I wanted to call this post ‘Reducing Decision Fatigue’, but the reality is that most of the posts I’ve written here could have that title! 🙂 As cited in my recent post about Design Principles, I think a core principle of IUI is to help people make smart decisions quickly.
One of the great papers at the 2017 AAAI (Association for the Advancement of Artificial Intelligence) Spring Symposium was ‘Communicating Machine Learned Choices to E-Commerce Users’. It was written by a bunch of folks at eBay… and the basic premise was that you could use Machine Learning to help guide people through a long list of products by grouping them based on attributes (new vs. used, seller rating, etc.) that were most relevant to the purchase decision of a given product… but doing so required making good design decisions.
When a shopper researches a product on eBay’s marketplace, the number of options available often overwhelms their capacity to evaluate and confidently decide which item to purchase.

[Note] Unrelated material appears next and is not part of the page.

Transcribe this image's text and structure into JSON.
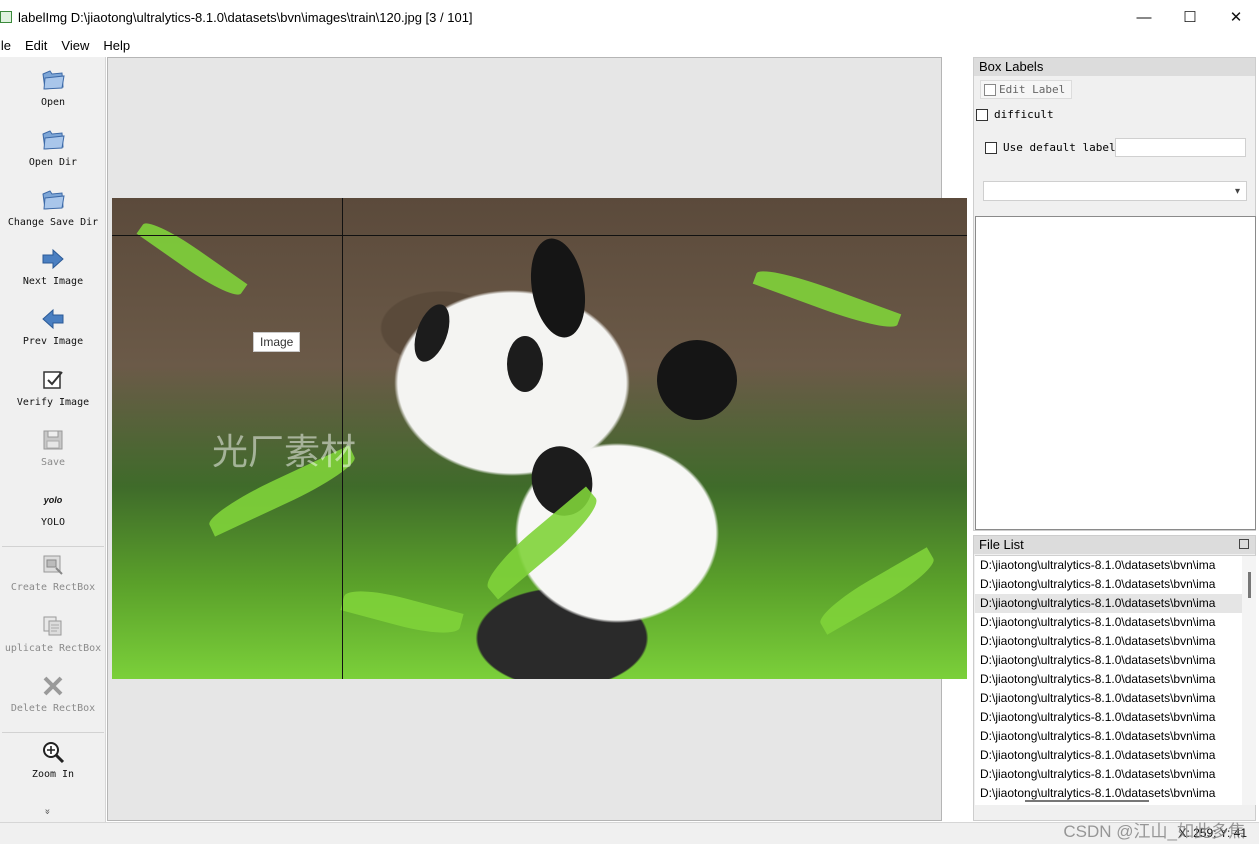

To simplify the user experience and to maximize the value our marketplace delivers to shoppers, we have machine learned filters—each expressed as a set of attributes and values—that we hypothesize will help frame and advance their purchase journey. The introduction of filters to simplify and shortcut the customer decision journey presents challenges with the UX design. In this paper we share findings from the user experience research and how we integrated research findings into our models.
They started by analyzing historical transactions to identify inherent value placed on specific attributes, and identified them as “global” or “local”. Global attributes are ones that are common across products (e.g. condition) and local attributes are ones that are specific to a subset of products (e.g the OS version of an Android phone), and some of the local attributes actually replace the global attributes (e.g. ‘Rating’ for baseball cars replaces ‘Condition’)
They then came up with something they called the ‘Relative Value’ of an attribute, which basically looked at the premium that shoppers paid for a product given the value of that attribute (e.g. a returnable item vs a non-returnable item).
In the above image, we see that the higher price paid when an item is returnable.
They then went on to review Behavioral Signals, to determine which attributes were “Sticky” and which attributes were “Impulsive” during a shoppers decision making process. Sticky attributes are obviously ones where buyers stick to a specific value (or range) in their purchase journey significantly more than random chance would dictate. Impulsive attributes are ones that correlated with impulsive transactions (short view trail before purchase).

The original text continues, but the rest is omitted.